Within a few years after the end of the Gold Rush, in 1863, the groundbreaking ceremony for the western leg of the First Transcontinental Railroad was held in Sacramento. The line's completion, some six years later, financed in part with Gold Rush money, united California with the central and eastern United States. Travel that had taken weeks or even months could now be accomplished in days.
Longer-term effects
California's name became indelibly connected with the Gold Rush, and fast success in a new world became known as the "California Dream." California was perceived as a place of new beginnings, where great wealth could reward hard work and good luck. Historian H. W. Brands noted that in the years after the Gold Rush, the California Dream spread across the nation:
The old American Dream ... was the dream of the Puritans, of Benjamin Franklin's "Poor Richard"... of men and women content to accumulate their modest fortunes a little at a time, year by year by year. The new dream was the dream of instant wealth, won in a twinkling by audacity and good luck. [This] golden dream ... became a prominent part of the American psyche only after Sutter's Mill.
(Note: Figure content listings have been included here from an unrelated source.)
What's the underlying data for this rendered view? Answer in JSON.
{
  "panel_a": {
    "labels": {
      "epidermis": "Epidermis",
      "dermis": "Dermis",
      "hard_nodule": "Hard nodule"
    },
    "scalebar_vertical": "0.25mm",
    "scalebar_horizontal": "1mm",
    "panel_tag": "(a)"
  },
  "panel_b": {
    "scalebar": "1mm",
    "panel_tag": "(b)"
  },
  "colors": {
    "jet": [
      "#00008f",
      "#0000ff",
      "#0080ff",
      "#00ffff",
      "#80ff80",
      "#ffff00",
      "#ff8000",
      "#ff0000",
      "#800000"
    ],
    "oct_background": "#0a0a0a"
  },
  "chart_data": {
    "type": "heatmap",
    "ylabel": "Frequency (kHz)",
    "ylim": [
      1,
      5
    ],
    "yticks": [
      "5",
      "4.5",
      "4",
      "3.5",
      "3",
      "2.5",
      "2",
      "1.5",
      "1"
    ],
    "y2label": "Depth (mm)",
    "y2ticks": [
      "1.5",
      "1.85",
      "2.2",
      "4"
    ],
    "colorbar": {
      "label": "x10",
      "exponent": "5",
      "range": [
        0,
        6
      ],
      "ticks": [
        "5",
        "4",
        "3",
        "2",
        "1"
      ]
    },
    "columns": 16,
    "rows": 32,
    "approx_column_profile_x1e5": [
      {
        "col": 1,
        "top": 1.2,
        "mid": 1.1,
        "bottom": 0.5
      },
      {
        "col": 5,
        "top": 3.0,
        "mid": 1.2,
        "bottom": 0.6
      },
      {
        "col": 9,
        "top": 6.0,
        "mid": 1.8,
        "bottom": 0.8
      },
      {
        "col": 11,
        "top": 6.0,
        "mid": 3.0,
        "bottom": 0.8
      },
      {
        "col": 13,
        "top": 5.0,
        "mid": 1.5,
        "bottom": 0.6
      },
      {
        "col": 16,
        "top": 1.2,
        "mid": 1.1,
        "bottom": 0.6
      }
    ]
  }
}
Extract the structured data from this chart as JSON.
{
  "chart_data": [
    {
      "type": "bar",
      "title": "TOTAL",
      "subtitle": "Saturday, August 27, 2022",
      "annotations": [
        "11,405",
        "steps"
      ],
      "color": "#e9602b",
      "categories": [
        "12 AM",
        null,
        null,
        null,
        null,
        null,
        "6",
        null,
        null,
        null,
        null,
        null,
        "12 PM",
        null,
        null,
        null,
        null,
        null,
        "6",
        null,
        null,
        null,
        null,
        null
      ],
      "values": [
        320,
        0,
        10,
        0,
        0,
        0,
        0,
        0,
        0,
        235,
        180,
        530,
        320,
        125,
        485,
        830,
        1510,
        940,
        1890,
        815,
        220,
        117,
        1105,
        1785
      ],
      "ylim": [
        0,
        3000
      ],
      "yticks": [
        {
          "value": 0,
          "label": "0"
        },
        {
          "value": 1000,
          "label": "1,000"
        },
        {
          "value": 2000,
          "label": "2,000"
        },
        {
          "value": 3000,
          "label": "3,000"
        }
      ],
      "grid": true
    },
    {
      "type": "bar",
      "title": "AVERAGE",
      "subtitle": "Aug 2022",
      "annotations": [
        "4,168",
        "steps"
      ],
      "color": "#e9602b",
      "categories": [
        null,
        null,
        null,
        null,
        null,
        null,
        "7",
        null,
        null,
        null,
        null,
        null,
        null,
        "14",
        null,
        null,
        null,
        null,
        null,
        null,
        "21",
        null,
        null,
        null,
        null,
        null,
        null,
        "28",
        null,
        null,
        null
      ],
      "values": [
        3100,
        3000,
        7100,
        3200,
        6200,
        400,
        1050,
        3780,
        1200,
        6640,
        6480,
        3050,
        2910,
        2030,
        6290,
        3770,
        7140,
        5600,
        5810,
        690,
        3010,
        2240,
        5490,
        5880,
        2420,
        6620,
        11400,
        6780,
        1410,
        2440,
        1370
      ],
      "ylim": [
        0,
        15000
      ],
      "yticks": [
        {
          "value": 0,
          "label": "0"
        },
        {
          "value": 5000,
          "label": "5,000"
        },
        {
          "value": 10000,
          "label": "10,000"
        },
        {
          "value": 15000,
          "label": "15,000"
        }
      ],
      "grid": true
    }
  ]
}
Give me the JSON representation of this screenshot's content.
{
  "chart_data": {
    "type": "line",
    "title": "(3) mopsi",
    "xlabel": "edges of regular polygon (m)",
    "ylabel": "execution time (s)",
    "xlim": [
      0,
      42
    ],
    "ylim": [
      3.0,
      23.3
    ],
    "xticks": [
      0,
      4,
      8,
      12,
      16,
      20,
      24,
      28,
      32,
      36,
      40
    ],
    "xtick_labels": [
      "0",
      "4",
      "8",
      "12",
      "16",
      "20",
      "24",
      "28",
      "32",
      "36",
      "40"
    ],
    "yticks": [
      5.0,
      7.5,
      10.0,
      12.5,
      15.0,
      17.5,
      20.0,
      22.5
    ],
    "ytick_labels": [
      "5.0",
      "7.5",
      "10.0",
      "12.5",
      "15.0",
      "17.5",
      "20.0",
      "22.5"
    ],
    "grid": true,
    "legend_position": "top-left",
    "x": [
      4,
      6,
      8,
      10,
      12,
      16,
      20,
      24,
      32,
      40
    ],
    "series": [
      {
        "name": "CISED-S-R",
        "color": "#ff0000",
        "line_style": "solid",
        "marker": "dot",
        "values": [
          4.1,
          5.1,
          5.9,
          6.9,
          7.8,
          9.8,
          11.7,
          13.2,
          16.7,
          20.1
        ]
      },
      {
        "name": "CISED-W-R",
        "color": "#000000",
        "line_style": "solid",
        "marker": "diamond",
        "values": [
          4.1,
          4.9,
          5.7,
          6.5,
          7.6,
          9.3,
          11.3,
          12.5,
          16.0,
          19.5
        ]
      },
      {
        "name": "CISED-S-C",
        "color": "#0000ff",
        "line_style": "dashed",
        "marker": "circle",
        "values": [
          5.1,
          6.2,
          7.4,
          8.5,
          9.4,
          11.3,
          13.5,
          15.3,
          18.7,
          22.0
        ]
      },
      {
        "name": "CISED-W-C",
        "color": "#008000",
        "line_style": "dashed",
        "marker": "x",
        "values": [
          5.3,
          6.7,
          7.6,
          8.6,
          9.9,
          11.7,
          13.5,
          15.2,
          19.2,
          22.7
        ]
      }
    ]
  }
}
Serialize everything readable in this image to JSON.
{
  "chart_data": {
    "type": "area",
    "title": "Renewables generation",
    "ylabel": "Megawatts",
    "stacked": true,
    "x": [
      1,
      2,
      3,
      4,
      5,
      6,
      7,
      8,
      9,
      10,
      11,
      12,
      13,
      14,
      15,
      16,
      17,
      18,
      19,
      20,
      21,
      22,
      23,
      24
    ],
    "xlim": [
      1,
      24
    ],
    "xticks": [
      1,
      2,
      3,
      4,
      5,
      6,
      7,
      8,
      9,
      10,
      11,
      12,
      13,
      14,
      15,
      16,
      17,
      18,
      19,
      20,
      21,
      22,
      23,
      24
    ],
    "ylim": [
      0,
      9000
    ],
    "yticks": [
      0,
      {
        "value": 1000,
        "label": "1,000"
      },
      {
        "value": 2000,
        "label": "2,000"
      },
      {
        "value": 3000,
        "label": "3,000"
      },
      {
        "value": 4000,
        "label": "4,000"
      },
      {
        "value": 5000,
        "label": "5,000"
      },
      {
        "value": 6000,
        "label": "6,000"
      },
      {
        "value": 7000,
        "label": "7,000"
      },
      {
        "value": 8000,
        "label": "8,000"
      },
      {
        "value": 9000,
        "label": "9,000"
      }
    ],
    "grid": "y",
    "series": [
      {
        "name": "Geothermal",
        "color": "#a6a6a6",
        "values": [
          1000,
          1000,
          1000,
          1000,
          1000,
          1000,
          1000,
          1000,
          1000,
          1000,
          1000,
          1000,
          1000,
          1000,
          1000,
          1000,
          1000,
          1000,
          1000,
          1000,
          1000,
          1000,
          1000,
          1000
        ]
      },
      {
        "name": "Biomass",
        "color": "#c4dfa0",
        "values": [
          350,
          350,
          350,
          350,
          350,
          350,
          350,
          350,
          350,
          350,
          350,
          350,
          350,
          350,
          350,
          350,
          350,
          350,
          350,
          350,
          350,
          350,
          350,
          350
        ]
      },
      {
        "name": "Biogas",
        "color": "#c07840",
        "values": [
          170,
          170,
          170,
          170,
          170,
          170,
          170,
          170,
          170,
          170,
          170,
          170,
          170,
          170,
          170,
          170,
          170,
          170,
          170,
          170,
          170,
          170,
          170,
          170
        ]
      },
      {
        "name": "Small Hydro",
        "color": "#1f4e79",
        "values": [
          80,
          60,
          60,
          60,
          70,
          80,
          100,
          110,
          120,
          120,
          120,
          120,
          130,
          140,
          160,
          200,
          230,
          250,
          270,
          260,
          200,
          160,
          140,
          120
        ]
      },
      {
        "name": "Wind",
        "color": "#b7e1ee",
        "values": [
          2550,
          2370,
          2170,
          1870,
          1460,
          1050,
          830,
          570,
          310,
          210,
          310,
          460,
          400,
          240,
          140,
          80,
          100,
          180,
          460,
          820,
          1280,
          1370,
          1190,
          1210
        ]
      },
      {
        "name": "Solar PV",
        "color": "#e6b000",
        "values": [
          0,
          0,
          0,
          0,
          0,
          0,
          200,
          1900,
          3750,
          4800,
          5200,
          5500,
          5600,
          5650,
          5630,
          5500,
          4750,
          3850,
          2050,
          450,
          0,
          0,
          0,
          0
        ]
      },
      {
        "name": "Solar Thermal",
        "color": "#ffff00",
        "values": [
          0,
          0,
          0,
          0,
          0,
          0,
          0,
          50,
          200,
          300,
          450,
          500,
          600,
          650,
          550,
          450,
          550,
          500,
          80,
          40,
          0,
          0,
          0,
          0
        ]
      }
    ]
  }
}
Overnight California gained the international reputation as the "golden state". Generations of immigrants have been attracted by the California Dream. California farmers, oil drillers, movie makers, airplane builders, and "dot-com" entrepreneurs have each had their boom times in the decades after the Gold Rush.
Included among the modern legacies of the California Gold Rush are the California state motto, "Eureka" ("I have found it"), Gold Rush images on the California State Seal, and the state nickname, "The Golden State", as well as place names, such as Placer County, Rough and Ready, Placerville (formerly named "Dry Diggings" and then "Hangtown" during rush time), Whiskeytown, Drytown, Angels Camp, Happy Camp, and Sawyers Bar. The San Francisco 49ers National Football League team, and the similarly named athletic teams of California State University, Long Beach, are named for the prospectors of the California Gold Rush.
In addition, the standard route shield of state highways in California is in the shape of a miner's spade to honor the California Gold Rush. Today, aptly named State Route 49 travels through the Sierra Nevada foothills, connecting many Gold Rush-era towns such as Placerville, Auburn, Grass Valley, Nevada City, Coloma, Jackson, and Sonora. This state highway also passes very near Columbia State Historic Park, a protected area encompassing the historic business district of the town of Columbia; the park has preserved many Gold Rush-era buildings, which are presently occupied by tourist-oriented businesses.
Cultural references
The literary history of the Gold Rush is reflected in the works of Mark Twain (The Celebrated Jumping Frog of Calaveras County), Bret Harte (A Millionaire of Rough-and-Ready), Joaquin Miller (Life Amongst the Modocs), and many others.